Hey Michael,

I think there might be some errors in your proof:

> We are given:
> \[\Phi : Ob(\mathcal{X^{op}} \times \mathcal{Y}) \rightarrow Ob(\mathcal{V})\]
> \[\Psi : Ob(\mathcal{Y^{op}} \times \mathcal{Z}) \rightarrow Ob(\mathcal{V})\]
>
> First we compose the two:
>
> \[\Psi\Phi : Ob(\mathcal{Y^{op}} \times \mathcal{Z}) \rightarrow Ob(\mathcal{X^{op}} \times \mathcal{Y}) \rightarrow Ob(\mathcal{V})\]

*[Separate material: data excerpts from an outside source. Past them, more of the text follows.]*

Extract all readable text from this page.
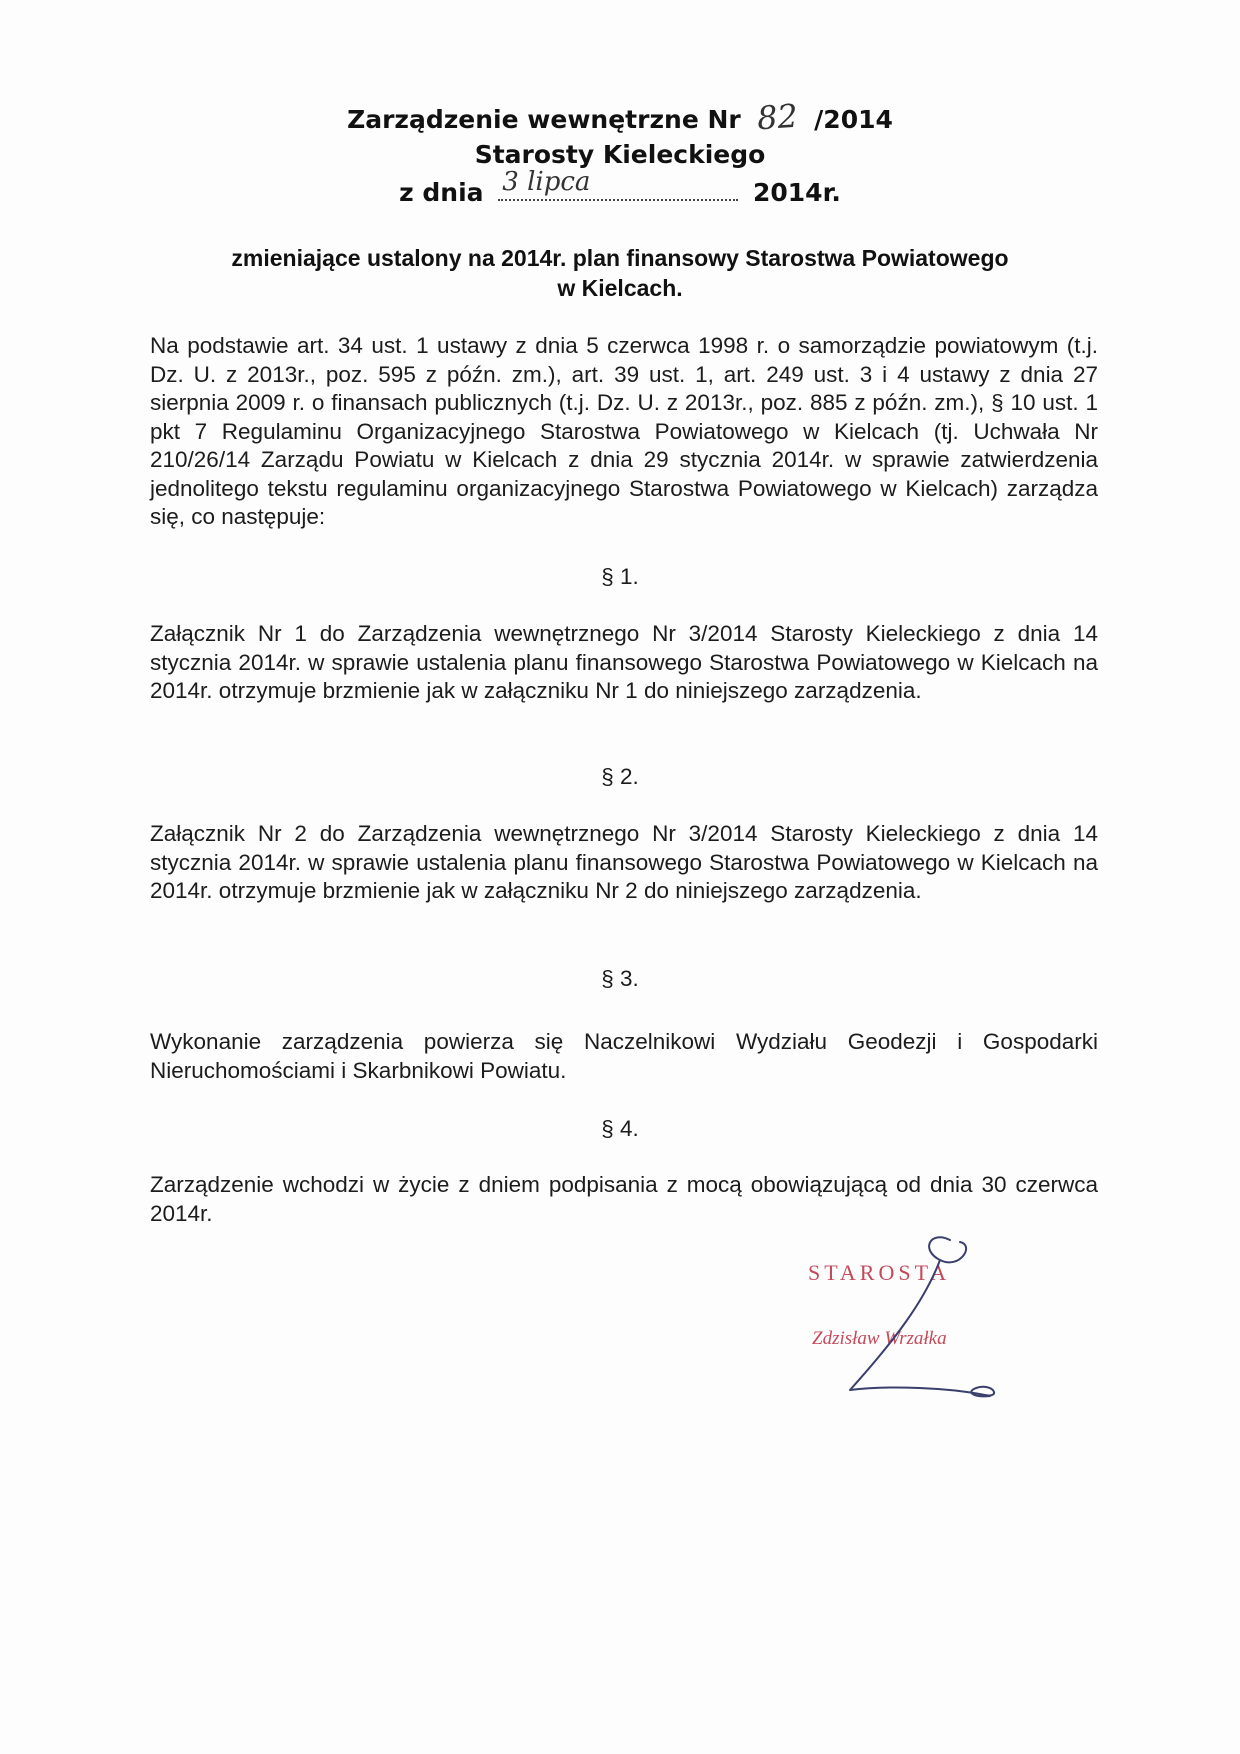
Zarządzenie wewnętrzne Nr 82 /2014
Starosty Kieleckiego
z dnia 3 lipca	2014r.
zmieniające ustalony na 2014r. plan finansowy Starostwa Powiatowego
w Kielcach.
Na podstawie art. 34 ust. 1 ustawy z dnia 5 czerwca 1998 r. o samorządzie powiatowym (t.j. Dz. U. z 2013r., poz. 595 z późn. zm.), art. 39 ust. 1, art. 249 ust. 3 i 4 ustawy z dnia 27 sierpnia 2009 r. o finansach publicznych (t.j. Dz. U. z 2013r., poz. 885 z późn. zm.), § 10 ust. 1 pkt 7 Regulaminu Organizacyjnego Starostwa Powiatowego w Kielcach (tj. Uchwała Nr 210/26/14 Zarządu Powiatu w Kielcach z dnia 29 stycznia 2014r. w sprawie zatwierdzenia jednolitego tekstu regulaminu organizacyjnego Starostwa Powiatowego w Kielcach) zarządza się, co następuje:
§ 1.
Załącznik Nr 1 do Zarządzenia wewnętrznego Nr 3/2014 Starosty Kieleckiego z dnia 14 stycznia 2014r. w sprawie ustalenia planu finansowego Starostwa Powiatowego w Kielcach na 2014r. otrzymuje brzmienie jak w załączniku Nr 1 do niniejszego zarządzenia.
§ 2.
Załącznik Nr 2 do Zarządzenia wewnętrznego Nr 3/2014 Starosty Kieleckiego z dnia 14 stycznia 2014r. w sprawie ustalenia planu finansowego Starostwa Powiatowego w Kielcach na 2014r. otrzymuje brzmienie jak w załączniku Nr 2 do niniejszego zarządzenia.
§ 3.
Wykonanie zarządzenia powierza się Naczelnikowi Wydziału Geodezji i Gospodarki Nieruchomościami i Skarbnikowi Powiatu.
§ 4.
Zarządzenie wchodzi w życie z dniem podpisania z mocą obowiązującą od dnia 30 czerwca 2014r.
STAROSTA
Zdzisław Wrzałka
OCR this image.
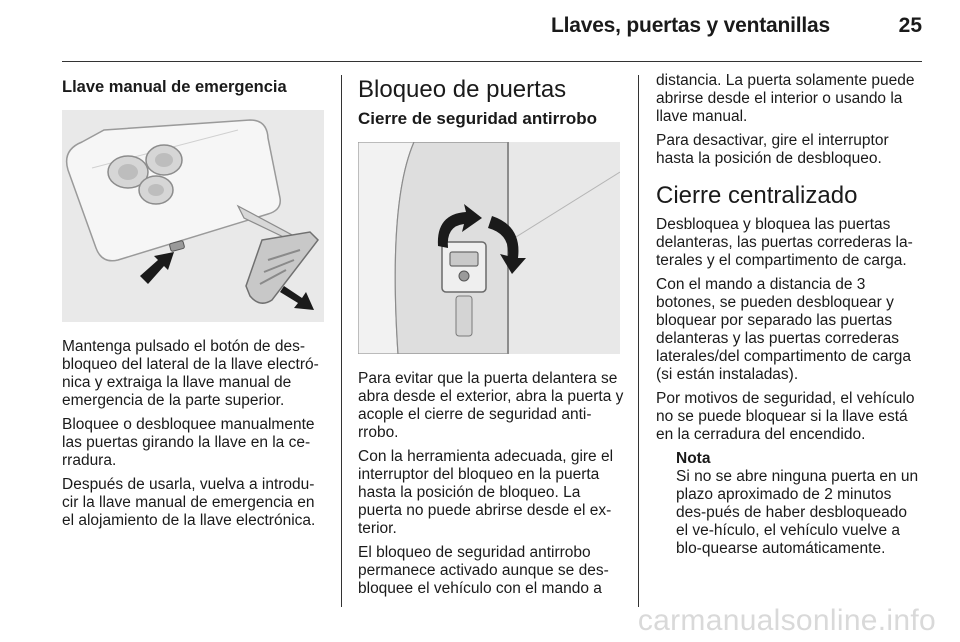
Llaves, puertas y ventanillas	25
Llave manual de emergencia

Mantenga pulsado el botón de des-bloqueo del lateral de la llave electró-nica y extraiga la llave manual de emergencia de la parte superior.

Bloquee o desbloquee manualmente las puertas girando la llave en la ce-rradura.

Después de usarla, vuelva a introdu-cir la llave manual de emergencia en el alojamiento de la llave electrónica.

Bloqueo de puertas
Cierre de seguridad antirrobo

Para evitar que la puerta delantera se abra desde el exterior, abra la puerta y acople el cierre de seguridad anti-rrobo.

Con la herramienta adecuada, gire el interruptor del bloqueo en la puerta hasta la posición de bloqueo. La puerta no puede abrirse desde el ex-terior.

El bloqueo de seguridad antirrobo permanece activado aunque se des-bloquee el vehículo con el mando a

distancia. La puerta solamente puede abrirse desde el interior o usando la llave manual.

Para desactivar, gire el interruptor hasta la posición de desbloqueo.

Cierre centralizado

Desbloquea y bloquea las puertas delanteras, las puertas correderas la-terales y el compartimento de carga.

Con el mando a distancia de 3 botones, se pueden desbloquear y bloquear por separado las puertas delanteras y las puertas correderas laterales/del compartimento de carga (si están instaladas).

Por motivos de seguridad, el vehículo no se puede bloquear si la llave está en la cerradura del encendido.

Nota
Si no se abre ninguna puerta en un plazo aproximado de 2 minutos des-pués de haber desbloqueado el ve-hículo, el vehículo vuelve a blo-quearse automáticamente.
carmanualsonline.info
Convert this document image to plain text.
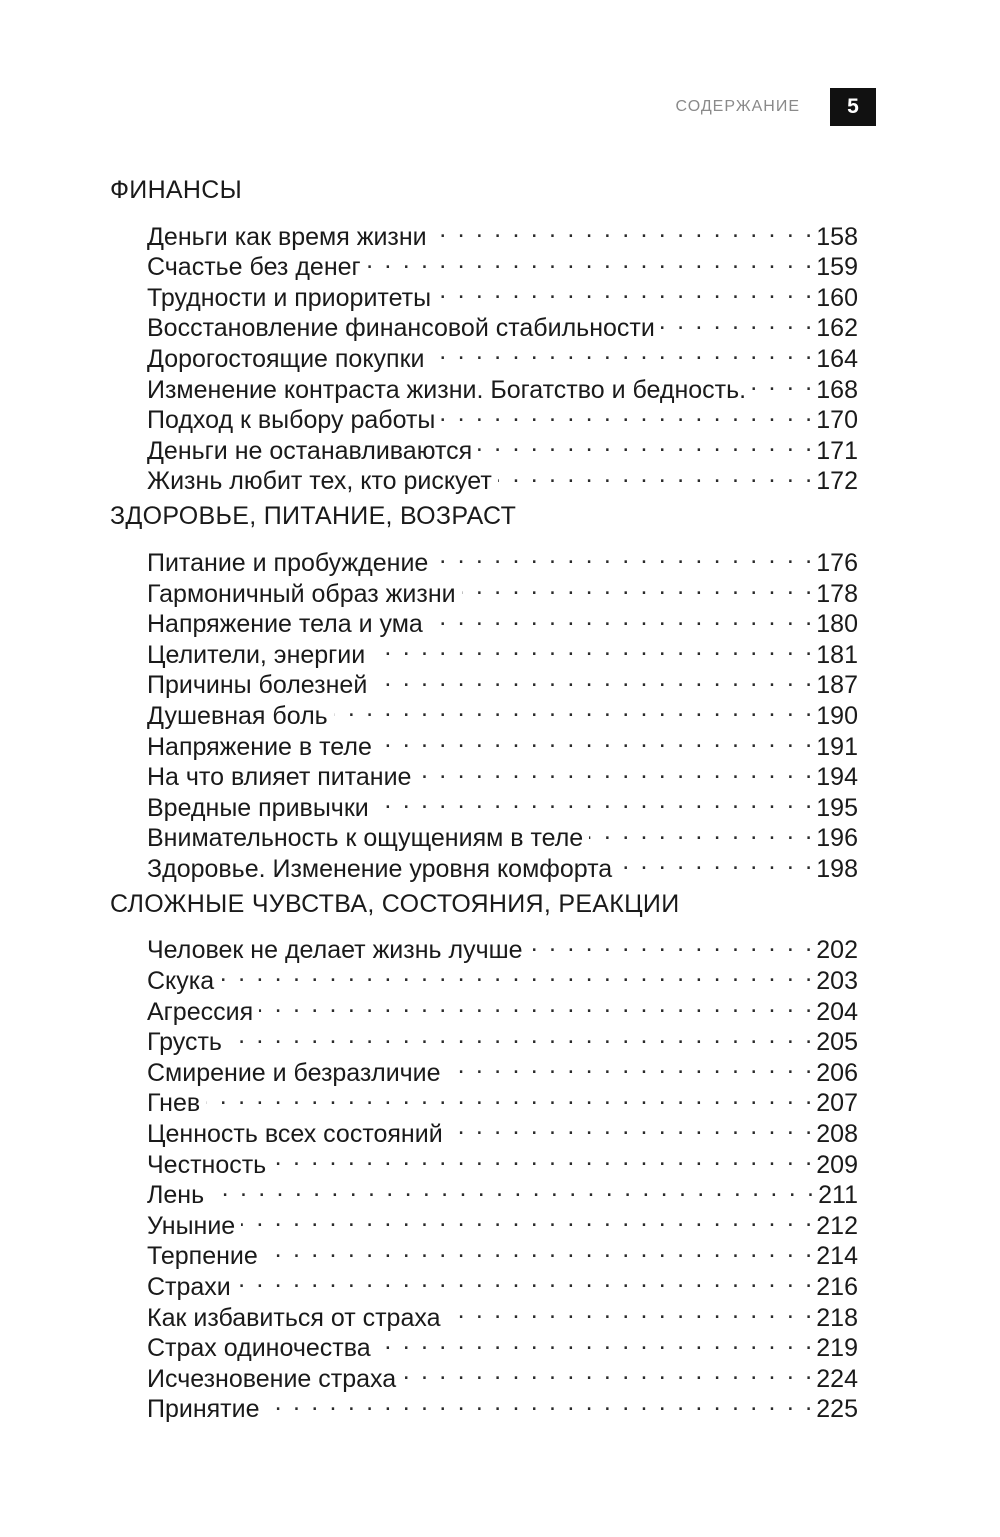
СОДЕРЖАНИЕ	5
ФИНАНСЫ
Деньги как время жизни . . .	158
Счастье без денег . . .	159
Трудности и приоритеты . . .	160
Восстановление финансовой стабильности . . .	162
Дорогостоящие покупки . . .	164
Изменение контраста жизни. Богатство и бедность. . . .	168
Подход к выбору работы . . .	170
Деньги не останавливаются . . .	171
Жизнь любит тех, кто рискует . . .	172
ЗДОРОВЬЕ, ПИТАНИЕ, ВОЗРАСТ
Питание и пробуждение . . .	176
Гармоничный образ жизни . . .	178
Напряжение тела и ума . . .	180
Целители, энергии . . .	181
Причины болезней . . .	187
Душевная боль . . .	190
Напряжение в теле . . .	191
На что влияет питание . . .	194
Вредные привычки . . .	195
Внимательность к ощущениям в теле . . .	196
Здоровье. Изменение уровня комфорта . . .	198
СЛОЖНЫЕ ЧУВСТВА, СОСТОЯНИЯ, РЕАКЦИИ
Человек не делает жизнь лучше . . .	202
Скука . . .	203
Агрессия . . .	204
Грусть . . .	205
Смирение и безразличие . . .	206
Гнев . . .	207
Ценность всех состояний . . .	208
Честность . . .	209
Лень . . .	211
Уныние . . .	212
Терпение . . .	214
Страхи . . .	216
Как избавиться от страха . . .	218
Страх одиночества . . .	219
Исчезновение страха . . .	224
Принятие . . .	225
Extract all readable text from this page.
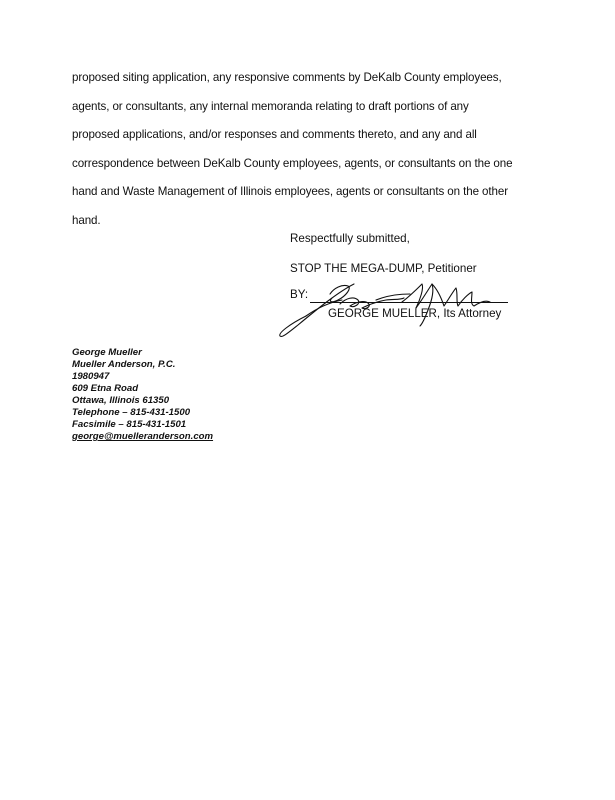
proposed siting application, any responsive comments by DeKalb County employees,
agents, or consultants, any internal memoranda relating to draft portions of any
proposed applications, and/or responses and comments thereto, and any and all
correspondence between DeKalb County employees, agents, or consultants on the one
hand and Waste Management of Illinois employees, agents or consultants on the other
hand.
Respectfully submitted,
STOP THE MEGA-DUMP, Petitioner
BY:
GEORGE MUELLER, Its Attorney
George Mueller
Mueller Anderson, P.C.
1980947
609 Etna Road
Ottawa, Illinois 61350
Telephone – 815-431-1500
Facsimile – 815-431-1501
george@muelleranderson.com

I don't think composition works this way.

We can [`flip`](https://hackage.haskell.org/package/base-4.11.1.0/docs/Prelude.html#v:flip) the order of arguments in a function and [`curry`](https://hackage.haskell.org/package/base-4.11.1.0/docs/Prelude.html#v:curry) them as you say.

But I don't see how we can apply transitivity in the following step:

> \[\Psi\Phi : \mathcal{Z^{op}} \rightarrow \mathcal{Y} \rightarrow \mathcal{Y^{op}} \rightarrow \mathcal{X} \rightarrow Ob(\mathcal{V})\]
>
> By transitivity:
>
>\[\Psi\Phi : \mathcal{Z^{op}} \rightarrow \mathcal{X} \rightarrow Ob(\mathcal{V})\]

Others may correct me, but I don't think we have to work very hard to prove \\(\Psi\Phi: Ob(\mathcal{X^{op}} \times \mathcal{Z}) \rightarrow Ob(\mathcal{V})\\).

We already know the action of \\(\Psi\Phi\\) on objects: \\((x,z) \mapsto \bigvee_{y \in Y} \Phi(x,y) \otimes \Psi(y,z)\\). If we were in a programming language, like Coq, then the computer could infer this mapping has the type \\( \Psi\Phi \colon \mathcal{X}^{\text{op}} \times \mathcal{Y} \to \mathcal{V} \\) for us.